Events - 26.04.2013 - 00:00
26 April 2013. For two days, the conference dealt with issues connected with contextual studies at the University of St.Gallen. On the first day, the focus was on responsible management, multidisciplinarity and entrepreneurship in society.
A panel discussion on the second day homed in on the question of the impact that attention has on our society under the heading of “From Vanity Fair to Neuromarketing. Do We Live in an Attention Economy?” Andreas Herrmann, Director of the Center for Customer Insight at the University of St.Gallen, introduced the discussion. In the management expert’s neuromarketing research, attention plays a big role in consumer decisions.
A cultural history of attention
Emmanuel Alloa, HSG Assistant Professor of Cultural Theory and Cultural Philosophy, provided an insight into the development of the “concept of attention” in the history of thought. Attention, once conceived of as an “insurance policy against tedium”, had turned into a rare commodity in a dynamic society. According to the economist Jeremy Rifkins, we have been living in an “age of access” since the turn of the millennium: in a time in which society has been re-creating itself through the exchange of information rather than goods.

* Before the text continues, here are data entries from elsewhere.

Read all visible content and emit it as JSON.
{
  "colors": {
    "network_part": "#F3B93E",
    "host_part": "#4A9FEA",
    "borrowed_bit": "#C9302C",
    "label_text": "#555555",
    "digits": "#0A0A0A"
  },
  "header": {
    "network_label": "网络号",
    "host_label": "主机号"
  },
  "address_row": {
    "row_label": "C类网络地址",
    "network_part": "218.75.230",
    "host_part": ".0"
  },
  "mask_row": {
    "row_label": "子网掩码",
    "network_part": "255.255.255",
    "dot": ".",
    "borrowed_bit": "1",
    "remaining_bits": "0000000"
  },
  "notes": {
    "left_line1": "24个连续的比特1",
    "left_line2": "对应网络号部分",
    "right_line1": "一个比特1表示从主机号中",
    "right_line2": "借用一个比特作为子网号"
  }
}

The new “immaterial” economy suffered from information being understood as something detached from its distribution channels. In fact, however, the value of information was only created by its distribution. According to the architect Georg Franck, attention itself had developed into a new currency. The expression “to pay attention” was evidence of this, said Alloa.
A drug for a sense of well-being
Christian Elger, Director of the Center for Economics and Neuroscience at the University of Bonn, explained how stimulus processing controls our concentration in the brain. The neurologist runs a research centre for applied biomedicine, in which researchers develop strategies to cure disorders of the nervous system. Elger used brief tests to show how the brain processes information and how attention is generated. Attention activates the brain’s reward centre. If it is missing, this triggers negative sensations and pain. No wonder, then, that everyone in the “access society” is struggling for attention.
Michael Hagner, Professor of Science Studies at ETH Zurich, outlined how our perception of attention has changed. “In the 17th century, the audience chatted during concerts. 200 years later, chatting in a concert hall was frowned upon.” The educated middle class had elevated attention into an ideal. This could easily be seen in educational methods: children had to learn to pay attention in order to guide their thoughts into well-ordered channels.
The veneration of products
Attention had developed from the intellectual ideal of the late antiquity philosopher Augustine into an economically quantifiable unit, for instance in the advertising value measurement of attendance figures and the counting of page impressions in the internet: who clicks on what, how long do they stay with a medium and its contents?
Bernard Stiegler, Head of the Cultural Development Department at the Centre Georges Pompidou in Paris, established a connection with the psychology of capitalism. “Emotional decisions characterise everyday social life – they control our innovation behaviour,” he said. Karl Marx’s theory of commodity fetishism, of the emotional predilection for products, was more strongly present in today’s consumer society, noted the media theorist.
Attention as a cornerstone of education, as an emotional drug, as a rare commodity in the service society: these were the aspects treated in the panel discussion and the subsequent discussion with the audience. A counter-concept for the mind’s permanent exposure to noise in an interlinked society? A cultivated power of concentration and silence on all channels, was the plenary session’s conclusion.